Beneficios a agresor de Campillai abren debate en Chile

Mario López M. Periodista

Senadora Fabiola Campillai.webp Senado de Chile
La eventual concesión de beneficios penitenciarios al ex carabinero condenado por cegar a la senadora Fabiola Campillai vuelve a tensionar el cumplimiento efectivo de las penas en casos de violaciones graves a los derechos humanos en Chile.

La reciente declaración de la senadora Fabiola Campillai ante la eventual concesión de beneficios intrapenitenciarios a Patricio Maturana, ex funcionario de Carabineros condenado por apremios ilegítimos contra la hoy senadora, con resultado de lesiones gravísimas, ha reabierto un debate de fondo que excede lo político y lo administrativo.

Se trata de un asunto de derecho internacional de los derechos humanos. La discusión es de rango constitucional y con antecedentes concretos de condenas previas contra el Estado de Chile.

Para comprender la gravedad de la advertencia de la senadora, es indispensable revisar el contexto del caso, el estado de la causa penal y, especialmente, las obligaciones internacionales que prohíben cualquier medida que afecte el cumplimiento efectivo de la pena en delitos cometidos por agentes del Estado.

LOS HECHOS

El 26 de noviembre de 2019, en la comuna de San Bernardo, Fabiola Campillai —entonces trabajadora y dirigenta social— fue impactada directamente en el rostro por una bomba lacrimógena lanzada por el carabinero Patricio Maturana, mientras se dirigía a su trabajo. El disparo le provocó pérdida total y permanente de la visión, además de lesiones gravísimas e irreversibles.

Los tribunales chilenos establecieron que el proyectil fue disparado de manera directa, antirreglamentaria y sin justificación operativa. Se descartó cualquier hipótesis de daño colateral. Por ello, el hecho fue calificado como apremios ilegítimos con resultado de lesiones gravísimas. Se trata de un delito que, por definición, solo puede ser cometido por agentes del Estado.

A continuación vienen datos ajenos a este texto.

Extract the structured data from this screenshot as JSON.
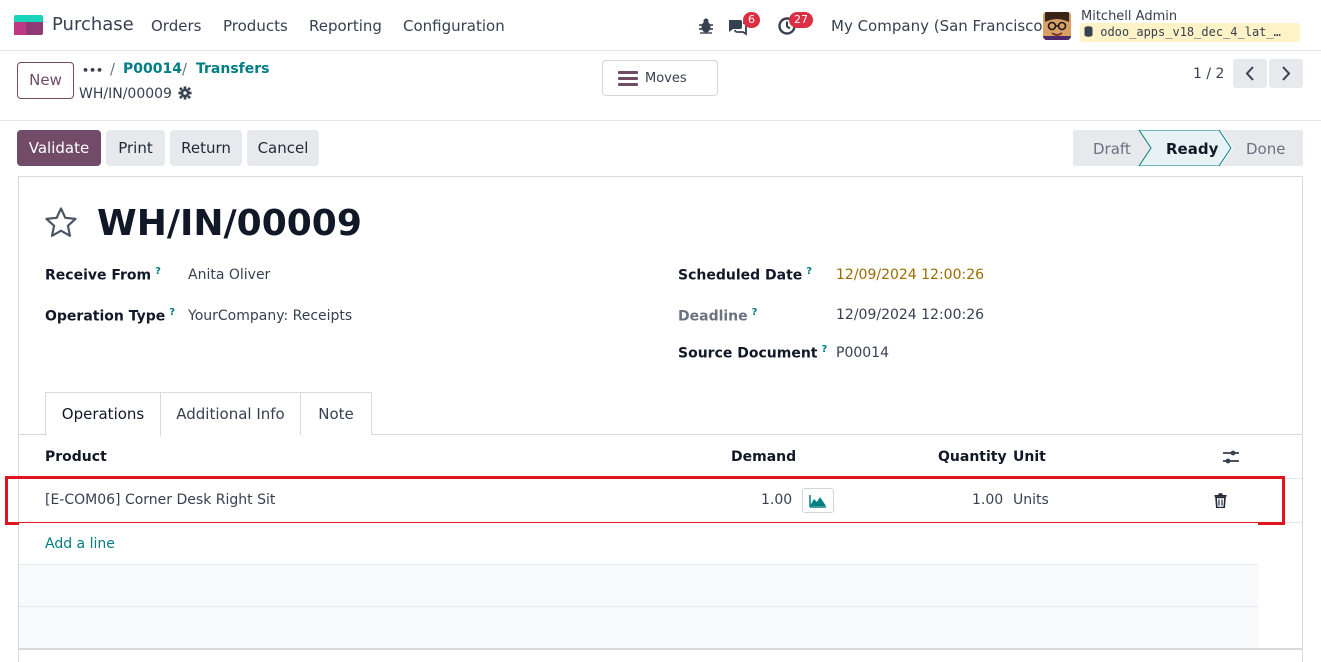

Desde el punto de vista del derecho internacional, este tipo de conductas encuadra dentro de las violaciones graves a los derechos humanos, particularmente al derecho a la integridad personal, reconocido en el artículo 5 de la Convención Americana sobre Derechos Humanos.

CONDENA FIRME Y EJECUTORIADA

La causa penal se encuentra completamente cerrada.

Patricio Maturana fue condenado por el Tribunal Oral en lo Penal de San Bernardo. El fallo fue confirmado por la Corte de Apelaciones de San Miguel y, posteriormente, por la Corte Suprema. No existen recursos pendientes.

Actualmente, el condenado cumple su pena en el Centro de Cumplimiento Penitenciario de Molina, bajo la administración de Gendarmería de Chile. Este punto es central: no se trata de un proceso en curso, sino de una sentencia firme, cuyo cumplimiento forma parte de las obligaciones del Estado.

OBLIGACIONES INTERNACIONALES DEL ESTADO DE CHILE

Chile ha ratificado múltiples tratados internacionales que imponen deberes específicos frente a violaciones graves de derechos humanos, entre ellos: Convención Americana sobre Derechos Humanos, Pacto Internacional de Derechos Civiles y Políticos. También la Convención contra la Tortura y Otros Tratos o Penas Crueles, Inhumanos o Degradantes.

De estos instrumentos se desprende una obligación clara y reiterada por la jurisprudencia internacional: el deber de investigar, juzgar y sancionar efectivamente a los responsables.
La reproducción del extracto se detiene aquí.